In December 2003, Thomas Mink published articles on his website that criticized Junius Peake, finance professor at his school, the University of Northern Colorado. The posts included photographs that were modified to look like KISS guitarist Gene Simmons and included the caption “Mr. Junius Puke.” When the professor heard of the posts, he contacted the Greeley Police Department seeking to press charges under the state’s criminal libel statute. Shortly after, police searched his home and confiscated his computer. Mink spent a week in jail, but ultimately no charges were filed. With the help of the American Civil Liberties Union of Colorado, Mink sued, alleging the state’s criminal libel statute violated the First Amendment and that the police search violated his Fourth Amendment right against unreasonable searches and seizures. A federal district court dismissed Mink’s case, saying the district attorneys responsible for signing off on the search were protected by absolute immunity and that Mink lacked the standing to challenge the criminal libel statute because he was never charged under it. Mink appealed the ruling to the 10th Circuit Court of Appeals, which is when the SPLC filed its amicus brief.
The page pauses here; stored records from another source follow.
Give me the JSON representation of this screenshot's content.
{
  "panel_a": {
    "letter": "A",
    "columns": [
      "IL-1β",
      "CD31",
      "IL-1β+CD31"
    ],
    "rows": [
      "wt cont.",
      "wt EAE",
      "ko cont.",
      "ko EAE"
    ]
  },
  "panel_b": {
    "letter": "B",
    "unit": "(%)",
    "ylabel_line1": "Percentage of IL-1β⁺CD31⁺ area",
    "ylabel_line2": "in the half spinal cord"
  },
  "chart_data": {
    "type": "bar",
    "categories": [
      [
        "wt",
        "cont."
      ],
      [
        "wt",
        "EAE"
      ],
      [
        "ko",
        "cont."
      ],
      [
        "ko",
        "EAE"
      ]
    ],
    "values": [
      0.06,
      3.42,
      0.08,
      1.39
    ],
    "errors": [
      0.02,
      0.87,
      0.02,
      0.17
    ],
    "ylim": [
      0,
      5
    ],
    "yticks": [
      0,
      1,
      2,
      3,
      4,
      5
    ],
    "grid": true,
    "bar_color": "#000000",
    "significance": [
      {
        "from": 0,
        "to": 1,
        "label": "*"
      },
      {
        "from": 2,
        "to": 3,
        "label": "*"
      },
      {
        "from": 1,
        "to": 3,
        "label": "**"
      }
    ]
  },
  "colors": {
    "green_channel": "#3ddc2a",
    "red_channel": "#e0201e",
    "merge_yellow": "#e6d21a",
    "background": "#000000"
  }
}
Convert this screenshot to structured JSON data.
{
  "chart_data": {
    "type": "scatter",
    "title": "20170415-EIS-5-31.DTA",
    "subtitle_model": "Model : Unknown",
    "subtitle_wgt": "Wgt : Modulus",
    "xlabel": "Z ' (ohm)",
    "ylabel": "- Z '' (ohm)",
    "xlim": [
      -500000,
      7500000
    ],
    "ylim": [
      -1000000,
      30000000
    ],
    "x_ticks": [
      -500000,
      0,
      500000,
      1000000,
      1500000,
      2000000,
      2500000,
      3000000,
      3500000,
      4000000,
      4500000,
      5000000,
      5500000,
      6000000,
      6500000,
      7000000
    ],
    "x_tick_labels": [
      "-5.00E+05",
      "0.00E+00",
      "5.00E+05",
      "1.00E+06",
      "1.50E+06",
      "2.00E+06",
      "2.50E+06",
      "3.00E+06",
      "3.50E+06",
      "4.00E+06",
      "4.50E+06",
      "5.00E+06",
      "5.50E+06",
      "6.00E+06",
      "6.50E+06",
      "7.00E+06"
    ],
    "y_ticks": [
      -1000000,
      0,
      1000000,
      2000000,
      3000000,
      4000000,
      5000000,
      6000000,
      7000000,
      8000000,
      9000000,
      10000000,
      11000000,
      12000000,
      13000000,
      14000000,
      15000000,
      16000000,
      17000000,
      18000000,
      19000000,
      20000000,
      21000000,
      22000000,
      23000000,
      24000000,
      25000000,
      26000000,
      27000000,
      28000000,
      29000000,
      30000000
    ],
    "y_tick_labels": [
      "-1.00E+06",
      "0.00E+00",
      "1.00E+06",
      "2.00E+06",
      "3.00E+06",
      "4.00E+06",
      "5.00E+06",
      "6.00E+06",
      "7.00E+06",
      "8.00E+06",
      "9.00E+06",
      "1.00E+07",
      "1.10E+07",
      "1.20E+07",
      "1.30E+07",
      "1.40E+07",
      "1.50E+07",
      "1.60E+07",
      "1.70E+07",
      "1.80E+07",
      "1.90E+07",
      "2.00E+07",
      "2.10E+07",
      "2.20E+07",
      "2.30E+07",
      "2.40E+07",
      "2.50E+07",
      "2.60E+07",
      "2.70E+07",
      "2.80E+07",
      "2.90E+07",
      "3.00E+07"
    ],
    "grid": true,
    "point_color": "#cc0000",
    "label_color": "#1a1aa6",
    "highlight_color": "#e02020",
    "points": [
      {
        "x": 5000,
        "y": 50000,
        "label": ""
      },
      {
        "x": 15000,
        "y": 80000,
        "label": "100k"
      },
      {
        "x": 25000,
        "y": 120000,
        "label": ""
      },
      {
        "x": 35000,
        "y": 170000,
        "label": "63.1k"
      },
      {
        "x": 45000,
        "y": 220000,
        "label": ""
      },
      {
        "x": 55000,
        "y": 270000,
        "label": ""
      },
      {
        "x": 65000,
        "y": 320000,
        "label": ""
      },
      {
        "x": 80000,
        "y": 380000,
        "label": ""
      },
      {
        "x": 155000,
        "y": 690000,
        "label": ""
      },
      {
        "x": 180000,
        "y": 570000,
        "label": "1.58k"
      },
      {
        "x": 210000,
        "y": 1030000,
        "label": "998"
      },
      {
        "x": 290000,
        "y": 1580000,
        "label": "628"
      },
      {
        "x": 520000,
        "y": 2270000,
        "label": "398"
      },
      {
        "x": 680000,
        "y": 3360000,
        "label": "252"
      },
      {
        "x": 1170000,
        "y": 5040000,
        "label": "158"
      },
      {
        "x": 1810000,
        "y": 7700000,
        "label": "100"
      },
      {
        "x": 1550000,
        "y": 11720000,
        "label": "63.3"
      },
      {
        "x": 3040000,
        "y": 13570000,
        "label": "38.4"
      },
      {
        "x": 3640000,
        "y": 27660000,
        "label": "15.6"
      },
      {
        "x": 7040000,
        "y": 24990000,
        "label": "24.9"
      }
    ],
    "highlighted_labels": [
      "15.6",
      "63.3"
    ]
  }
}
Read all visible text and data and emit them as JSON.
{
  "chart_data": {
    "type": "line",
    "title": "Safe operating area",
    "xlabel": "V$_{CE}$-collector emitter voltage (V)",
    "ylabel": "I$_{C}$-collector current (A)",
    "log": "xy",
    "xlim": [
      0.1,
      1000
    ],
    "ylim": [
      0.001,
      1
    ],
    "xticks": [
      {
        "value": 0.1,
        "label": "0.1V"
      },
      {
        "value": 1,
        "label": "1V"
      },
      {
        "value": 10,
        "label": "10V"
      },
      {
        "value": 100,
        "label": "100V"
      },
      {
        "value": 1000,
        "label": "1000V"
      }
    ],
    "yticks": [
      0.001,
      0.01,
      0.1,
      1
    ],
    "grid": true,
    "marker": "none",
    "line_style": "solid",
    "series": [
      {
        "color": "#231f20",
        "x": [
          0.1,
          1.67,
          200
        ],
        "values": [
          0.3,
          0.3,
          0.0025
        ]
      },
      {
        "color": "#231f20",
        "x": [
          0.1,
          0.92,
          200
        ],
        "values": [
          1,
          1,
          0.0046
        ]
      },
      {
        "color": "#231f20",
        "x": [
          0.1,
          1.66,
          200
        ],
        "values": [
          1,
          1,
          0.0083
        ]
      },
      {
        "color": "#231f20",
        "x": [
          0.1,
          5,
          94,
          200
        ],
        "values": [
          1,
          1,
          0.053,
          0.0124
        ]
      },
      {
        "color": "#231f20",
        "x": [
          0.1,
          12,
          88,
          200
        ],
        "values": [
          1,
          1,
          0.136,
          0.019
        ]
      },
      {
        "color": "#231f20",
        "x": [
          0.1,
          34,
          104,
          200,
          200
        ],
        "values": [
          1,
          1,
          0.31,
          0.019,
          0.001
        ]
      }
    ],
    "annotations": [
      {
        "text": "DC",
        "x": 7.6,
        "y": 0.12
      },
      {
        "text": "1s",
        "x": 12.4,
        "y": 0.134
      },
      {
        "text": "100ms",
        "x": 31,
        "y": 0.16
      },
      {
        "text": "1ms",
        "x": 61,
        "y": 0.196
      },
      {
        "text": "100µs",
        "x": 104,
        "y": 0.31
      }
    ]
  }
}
The SPLC argued that that Mink had standing to challenge the criminal libel statute and that the lower court’s ruling upholding the statute would have a chilling effect on student speech. Mink had standing because his rights were violated and he still incurred a significant financial burden even though no charges were ultimately filed. Under these circumstances the complainant incurred enough burden to file charges. The brief argues that criminal libel statutes are inconsistent with the First Amendment and have a chilling effect on speech. Students are particularly affected because they often lack the financial means to challenge threats of criminal libel prosecution. Students who lack financial backing will have trouble fighting charges and most will tailor their speech to avoid controversy.